Das Team Avatar, zu dem sich auch dieser gerade gesellte, saß direkt am Tisch links neben dem Thron und starrte sie mit nicht ganz so freundlichen Blicken an. Zuko, der Feuerlord, spielte mit einer Serviette, während Katara ihre Augen nicht von Raiden abließ, um ihn mit ihren bösen Blicken zu töten. Sokka unterhielt sich mit Toph, die nur teilnahmelos mit ihren Füßen baumelte, da sie zu kurz waren, um den Boden zu berühren.

 

"Natürlich werdet ihr jetzt alle denken 'Hey, die kennen wir doch, warum stellt er sie jetzt nochmal vor?' aber ganz so simpel wird es jetzt nicht laufen", grinste Raiden und ein neugieriges Raunen ging durch die Reihen. Auch die drei Freunde, die hinter ihm Wurzeln standen und zur Schau gestellt wurden, wussten nicht, was der Delfin damit meinte.

 

"Ihr kennt den Falken als den vor kurzem gekrönten Erdkönig. Er ist jünger als ich und beherrscht trotzdem seit einiger Zeit das größte Land dieser Erde." Fragende Blicke flogen durch den Saal und es wurde von Moment zu Moment immer stiller. "Und die beiden weiblichen Anführer des Goldenen Lotus, der Fuchs und der Kolibri, sind unglaublich gewandt mit Waffen und werden schon bald die anderen Nationen einnehmen.
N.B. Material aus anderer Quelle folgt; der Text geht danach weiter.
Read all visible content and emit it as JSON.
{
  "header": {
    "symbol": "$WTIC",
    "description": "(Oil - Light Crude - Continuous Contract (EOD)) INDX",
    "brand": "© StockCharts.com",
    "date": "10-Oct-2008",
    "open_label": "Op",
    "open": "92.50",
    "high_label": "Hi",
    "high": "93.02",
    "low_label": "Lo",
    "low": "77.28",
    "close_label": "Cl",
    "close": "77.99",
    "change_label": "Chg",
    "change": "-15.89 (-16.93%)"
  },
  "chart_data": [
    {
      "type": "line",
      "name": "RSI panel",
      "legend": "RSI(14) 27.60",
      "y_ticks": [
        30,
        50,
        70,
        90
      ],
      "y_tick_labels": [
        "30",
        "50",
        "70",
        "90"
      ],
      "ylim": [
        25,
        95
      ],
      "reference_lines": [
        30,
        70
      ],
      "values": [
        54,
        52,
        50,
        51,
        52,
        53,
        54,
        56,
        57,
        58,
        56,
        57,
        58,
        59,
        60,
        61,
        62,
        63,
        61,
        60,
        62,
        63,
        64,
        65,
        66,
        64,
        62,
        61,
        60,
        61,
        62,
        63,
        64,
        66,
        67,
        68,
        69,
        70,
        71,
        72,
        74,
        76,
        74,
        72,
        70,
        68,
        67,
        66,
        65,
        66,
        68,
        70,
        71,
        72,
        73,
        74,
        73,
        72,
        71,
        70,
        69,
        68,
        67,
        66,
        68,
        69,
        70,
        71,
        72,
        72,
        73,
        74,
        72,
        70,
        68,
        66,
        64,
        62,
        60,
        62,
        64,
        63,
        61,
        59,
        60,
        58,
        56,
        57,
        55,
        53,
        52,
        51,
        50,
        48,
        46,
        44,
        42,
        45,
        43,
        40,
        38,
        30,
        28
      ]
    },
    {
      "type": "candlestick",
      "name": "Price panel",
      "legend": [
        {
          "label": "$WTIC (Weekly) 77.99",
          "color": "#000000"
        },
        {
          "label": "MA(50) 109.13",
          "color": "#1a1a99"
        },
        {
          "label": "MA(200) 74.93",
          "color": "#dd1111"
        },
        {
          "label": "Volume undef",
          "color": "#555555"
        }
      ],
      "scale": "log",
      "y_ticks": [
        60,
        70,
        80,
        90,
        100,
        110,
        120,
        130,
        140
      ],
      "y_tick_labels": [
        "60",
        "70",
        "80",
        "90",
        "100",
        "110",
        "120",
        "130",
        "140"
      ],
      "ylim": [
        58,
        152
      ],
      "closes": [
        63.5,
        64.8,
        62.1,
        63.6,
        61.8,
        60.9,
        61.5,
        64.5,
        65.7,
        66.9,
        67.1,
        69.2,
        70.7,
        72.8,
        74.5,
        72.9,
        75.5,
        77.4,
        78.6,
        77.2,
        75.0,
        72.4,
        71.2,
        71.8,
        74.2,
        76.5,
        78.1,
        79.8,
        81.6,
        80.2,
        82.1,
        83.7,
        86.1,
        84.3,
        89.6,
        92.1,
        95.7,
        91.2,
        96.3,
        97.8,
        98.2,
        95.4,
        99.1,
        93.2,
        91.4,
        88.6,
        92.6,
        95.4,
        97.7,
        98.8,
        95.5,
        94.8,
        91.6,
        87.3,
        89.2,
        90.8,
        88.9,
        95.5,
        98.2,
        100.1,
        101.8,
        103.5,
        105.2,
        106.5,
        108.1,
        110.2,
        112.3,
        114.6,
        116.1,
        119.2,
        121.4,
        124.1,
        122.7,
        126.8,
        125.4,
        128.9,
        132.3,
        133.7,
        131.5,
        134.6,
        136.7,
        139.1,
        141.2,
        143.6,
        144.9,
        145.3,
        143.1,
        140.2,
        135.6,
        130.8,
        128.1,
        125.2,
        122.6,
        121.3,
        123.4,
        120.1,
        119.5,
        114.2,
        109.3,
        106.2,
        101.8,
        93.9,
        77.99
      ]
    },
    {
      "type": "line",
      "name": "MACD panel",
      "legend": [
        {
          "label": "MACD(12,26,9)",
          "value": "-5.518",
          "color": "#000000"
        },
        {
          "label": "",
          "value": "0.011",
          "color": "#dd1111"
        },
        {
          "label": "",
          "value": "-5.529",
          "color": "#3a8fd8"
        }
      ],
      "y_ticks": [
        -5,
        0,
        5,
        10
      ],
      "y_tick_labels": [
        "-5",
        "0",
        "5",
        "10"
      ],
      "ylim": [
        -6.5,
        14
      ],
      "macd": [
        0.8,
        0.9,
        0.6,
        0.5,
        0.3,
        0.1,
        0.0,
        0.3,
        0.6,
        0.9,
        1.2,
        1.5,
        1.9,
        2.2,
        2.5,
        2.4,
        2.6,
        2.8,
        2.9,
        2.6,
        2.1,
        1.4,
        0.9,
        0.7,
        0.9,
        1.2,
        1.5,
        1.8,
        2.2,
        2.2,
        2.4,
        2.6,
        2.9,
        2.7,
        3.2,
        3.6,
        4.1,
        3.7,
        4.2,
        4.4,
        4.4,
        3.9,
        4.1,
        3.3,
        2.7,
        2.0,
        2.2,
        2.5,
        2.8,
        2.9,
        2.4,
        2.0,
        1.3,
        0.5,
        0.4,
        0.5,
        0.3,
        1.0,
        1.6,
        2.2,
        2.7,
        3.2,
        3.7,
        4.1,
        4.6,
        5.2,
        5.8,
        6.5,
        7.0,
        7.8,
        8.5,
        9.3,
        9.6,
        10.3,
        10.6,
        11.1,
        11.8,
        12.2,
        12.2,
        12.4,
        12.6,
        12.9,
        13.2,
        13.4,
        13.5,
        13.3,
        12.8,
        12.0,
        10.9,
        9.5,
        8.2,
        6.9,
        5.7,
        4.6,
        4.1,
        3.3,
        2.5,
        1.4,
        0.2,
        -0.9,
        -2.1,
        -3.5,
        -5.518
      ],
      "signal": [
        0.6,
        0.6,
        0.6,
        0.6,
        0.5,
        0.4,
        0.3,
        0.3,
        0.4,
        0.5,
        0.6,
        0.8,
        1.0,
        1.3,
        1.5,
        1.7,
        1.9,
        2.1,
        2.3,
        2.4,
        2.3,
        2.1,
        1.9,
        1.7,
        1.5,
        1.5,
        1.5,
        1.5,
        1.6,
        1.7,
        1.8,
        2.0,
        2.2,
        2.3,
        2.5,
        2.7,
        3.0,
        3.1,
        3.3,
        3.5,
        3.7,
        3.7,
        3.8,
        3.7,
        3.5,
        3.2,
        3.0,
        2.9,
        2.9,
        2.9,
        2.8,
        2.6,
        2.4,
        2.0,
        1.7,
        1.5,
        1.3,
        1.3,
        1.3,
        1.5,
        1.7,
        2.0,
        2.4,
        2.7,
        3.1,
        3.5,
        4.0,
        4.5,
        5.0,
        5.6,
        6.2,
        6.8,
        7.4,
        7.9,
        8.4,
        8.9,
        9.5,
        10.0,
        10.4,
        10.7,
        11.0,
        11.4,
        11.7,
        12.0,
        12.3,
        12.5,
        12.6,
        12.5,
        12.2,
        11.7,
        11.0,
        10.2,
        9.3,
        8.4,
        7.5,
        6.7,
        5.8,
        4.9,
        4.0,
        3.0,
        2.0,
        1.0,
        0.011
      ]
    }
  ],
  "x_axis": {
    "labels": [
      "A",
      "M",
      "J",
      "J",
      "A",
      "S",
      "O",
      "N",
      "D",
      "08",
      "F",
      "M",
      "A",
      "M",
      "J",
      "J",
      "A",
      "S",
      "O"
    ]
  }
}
Gemeinsam haben wir vier eine Menge durchgemacht."

 

"Komm zum Punkt, Mann!" keifte der Falke, der sich total unschlüssig war, weshalb sein Kamerade gerade so eine seltsame Rede schwang. Zudem auch noch als Beginn einer Feierlichkeit des Wasserstammes. Raiden drehte sich zu ihm um. "Gerne!" lachte er und lief auf die drei zu. Er kam hinter ihnen zum Stehen und breitete seine Arme aus, um seine Kumpanen in eine große Umarmung von hinten zu nehmen.

 

"Aber nun werdet ihr Teil einer Premiere sein. Ihr, als mein Volk, habt die einmalige Möglichkeit diese drei Mitglieder des Goldenen Efeus nicht nur als meine Mit-Anführer, sondern auch als meine Freunde am heutigen Abend kennenzulernen." Die Stille war kaum noch erträglich und sowohl der Fuchs als auch der Kolibri versuchten sich bereits aus den Armen von Raiden zu befreien. 

 

"Der Falke. König der Erdnation. Oder sollte ich besser sagen: mein Freund Taemin!"

 

Mit einer gekonnten Armbewegung zog Raiden dem Falken die Maske vom Kopf.

 

Die Menge schrie erschrocken auf, hatte sie doch nun zum ersten Mal das unverdeckte Gesicht des so gefürchteten Anführers des Goldenen Efeus zu Gesicht bekommen.

 

"Aber das ist noch nicht alles. Der Fuchs, unsere Strategin und Zicke Nummer Eins: Ayu!" Auch ihre Maske wurde schnell und einfach entfernt. Geschockte grüne Augen blickten in die Menge, während sie schleunigst versuchte ihre Hände vor's Gesicht zu legen, doch da war es schon zu spät.

 

"Und zum Schluss noch die rechte Hand von Taemin und ein sehr wertvolles und einzigartiges Mitglied unserer Organisation. Die reizende Sango!" Damit war das letzte Gesicht gelüftet worden und der Abend begann mit einem riesigen Aufruhr. Sango und Ayu starrten sich ungläubig an, zurück zum Publikum und dann wieder sich selbst.

 

Taemin jedoch hatte irgendwie damit gerechnet. Als Raiden sich solche Sorgen um seine verlorene Maske gemacht hatte und extra einen halben Tag nach ihr gesucht hatte, bekam er bereits eine Vermutung, was dieser vorhaben könnte. Gerade der Wasserbändiger war von den Gesichtsbedeckungen am wenigsten angetan gewesen.

 

"Du kleiner, mieser..." brummte die Blondine wutentbrannt, als sie die gesamte Situation endlich begriffen hatte. Bevor sie jedoch auf das Oberhaupt des Wasserstammes losgehen konnte, wurde sie vom Ruf des Avatars gestoppt. "Seht ihr? Sie sehen wie ganz normale Jugendliche aus, oder? Wie du und ich." Er redete auf seine Freunde ein, die sich weiterhin verunsichert ansahen. Hatte Raiden etwa seine Kameraden verraten? Was genau war gerade geschehen?